Walking to the OU this morning I was overcome with the heaviness of the grey cover above me - a small sliver of blue tried hopelessly to make its presence felt. Its been almost four week since the sun and blue sky went away. It hasnt been raining but its just grey, grey, grey. It's the grey skies that's most depressing thing about living in England for me. It forms this oppressive greyness blank that feels like its closing in on you and you can't escape.

Casting aside the depressive clouds - I feel rather light this morning, today. A sense that I can deal with whatever change I encounter. I also accepted today that even when you make a decision, one which you know is the right one, you still get haunted by feelings of doubt and uncertainty - as if your body and soul still need to adjust to the decision your brain has already made. So it takes a while for you - the whole you - to get comfortable and committ to the idea. I often struggle with this liminal period - after I've taken a decision, even when I know its the right one - its like I'm having  mini fights inside me, with contesting views and contradictory feelings and actions almost surfacing unconsciously. Why am I saying all of this then? Well things are changing in my life and I'm working through those changes and little by little I'm getting used to a future that is very different than my present.

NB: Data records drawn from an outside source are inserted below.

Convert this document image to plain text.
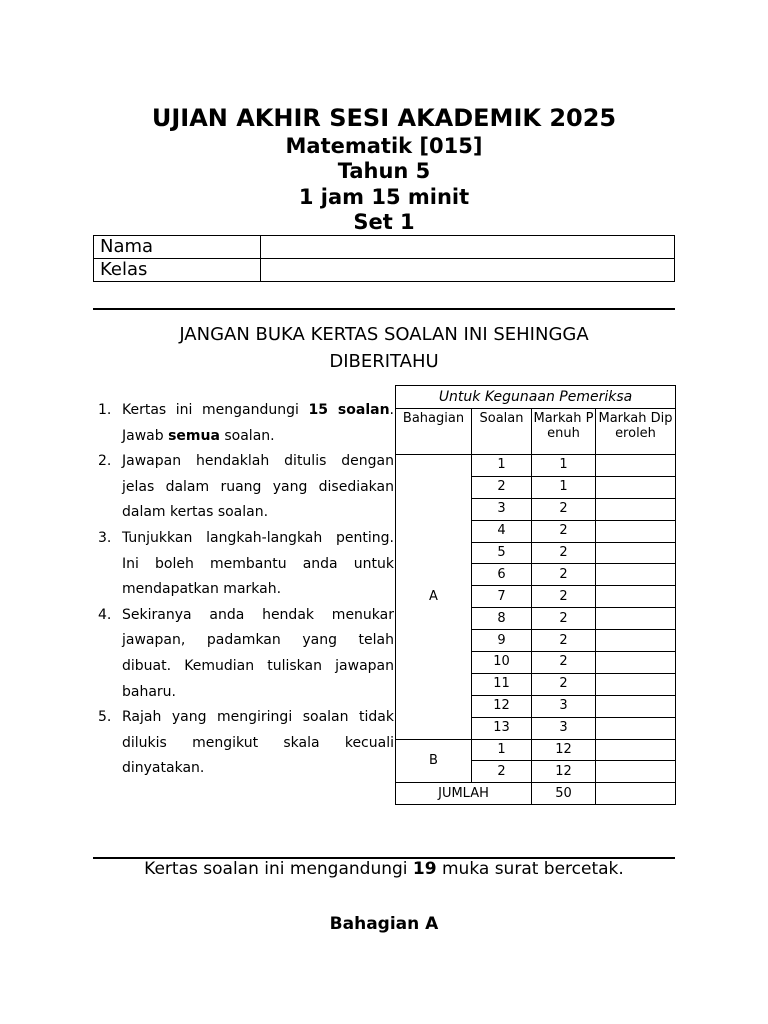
UJIAN AKHIR SESI AKADEMIK 2025
Matematik [015]
Tahun 5
1 jam 15 minit
Set 1
Nama	
Kelas	
JANGAN BUKA KERTAS SOALAN INI SEHINGGA DIBERITAHU
1. Kertas ini mengandungi 15 soalan. Jawab semua soalan.
2. Jawapan hendaklah ditulis dengan jelas dalam ruang yang disediakan dalam kertas soalan.
3. Tunjukkan langkah-langkah penting. Ini boleh membantu anda untuk mendapatkan markah.
4. Sekiranya anda hendak menukar jawapan, padamkan yang telah dibuat. Kemudian tuliskan jawapan baharu.
5. Rajah yang mengiringi soalan tidak dilukis mengikut skala kecuali dinyatakan.
Untuk Kegunaan Pemeriksa			

Bahagian	Soalan	Markah Penuh	Markah Diperoleh

A	1	1	
	2	1	
	3	2	
	4	2	
	5	2	
	6	2	
	7	2	
	8	2	
	9	2	
	10	2	
	11	2	
	12	3	
	13	3	
B	1	12	
	2	12	
JUMLAH		50	
Kertas soalan ini mengandungi 19 muka surat bercetak.
Bahagian A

Blog written, now on to the serious business of the day - discussion about the format of the online post-graduate forum, supervision meeting notes to compile, revisiting my paper for publication (yes this is now firmly on the agenda and my supervisors gave me some insightful feedback and encouragement yesterday) and reading a couple of pages from Multimodality - a social semiotic approach to contemporary communication. Sounds like an exciting day.